As we mentioned before, the Exchange logs are broken into 3 main categories (or Record Types):
|1||ExchangeAdmin||Events from the Exchange admin audit log.|
|2||ExchangeItem||Events from an Exchange mailbox audit log for actions that are performed on a single item, such as creating or receiving an email message.|
|3||ExchangeItemGroup||Events from an Exchange mailbox audit log for actions that can be performed on multiple items, such as moving or deleted one or more email messages.|
And each one of those categories can have many operations:
To match a specific action the user performs in their Exchange account.

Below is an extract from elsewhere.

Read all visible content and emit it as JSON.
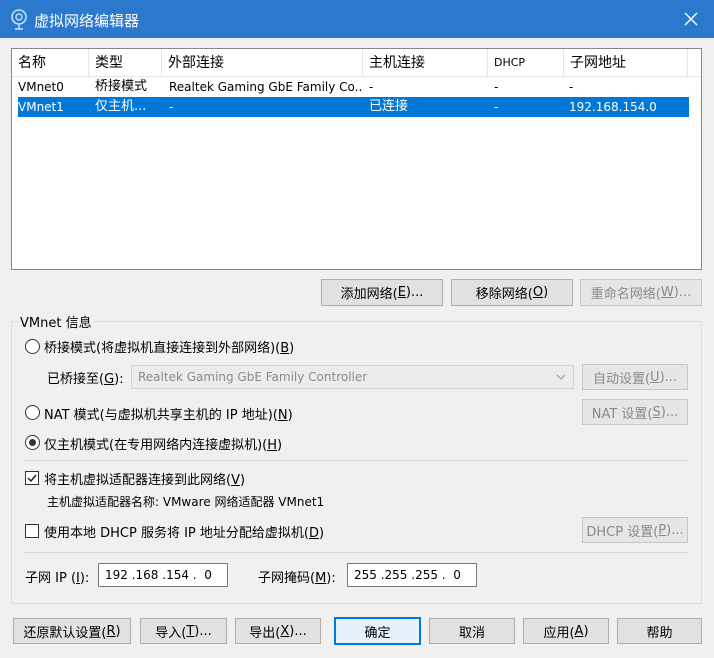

For example, when a user deletes an email, it is a "SoftDelete" by default. Or when someone sends an email, it is on the "Create" category. Translating that into a log, if someone is updating a calendar, it would be logged as:
2022-09-04T21:54:47 Azure Event Log: Exchange Update: ExchangeItem, User_type: Regular_user, User_name: email@example.com, ClientIP: 188.8.131.52, ResultStatus: Succeeded, LogonType: 0, ClientInfoString: Client=REST;Client=RESTSystem;;, Item_Path: \Calendar\Daniel C, OriginatingServer: CO123 (a.b.c.d), Item_Subject: Weekly Meeting
Allowing you to see that an Update was made to an ExchangeItem, in this case a Calendar item for Daniel, with the subject "Weekly Meeting".
Another example is when someone deletes an email, it also gets logged:
2022-09-01T21:58:22 Azure Event Log: Exchange SoftDelete: ExchangeItemGroup, User_type: Regular_user, User_name: firstname.lastname@example.org, ClientIP: 184.108.40.206, ResultStatus: Succeeded, LogonType: 0, ClientInfoString: Client=MSExchangeRPC, ClientProcessName: OUTLOOK.EXE, Item_Path: \Drafts, OriginatingServer: C123..., Item_Subject: RE: Reminder: Waiting for you to sign document
Where you can see it was done via Outlook.exe, from Drafts for an email with the subject "Waiting for you to sign a document".
For a large organization, those logs can be very busy, as any time someone creates an email, deletes an email, updates a calendar, replies, etc, it will get logged. It will also include their IP, and the subject of the email.
Inside Trunc you have the option to ignore those verbose Exchange emails and focus only on the admin and major level Exchange events by disabling the "Exchange Activity Log" via the Setup page. For other SIEM/Logging products, you can likely filter the ExchangeItem and ExchangeItemGroup events and focus on the ExchangeAdmin record type.
The ExchangeAdmin record type offers more categories, for things like:
These appear to be more interesting from a security perspective, allowing an admin to detect and archive whenever a change is made to a user.
If you use Office 365, we recommend setting up your logs and monitoring them closely.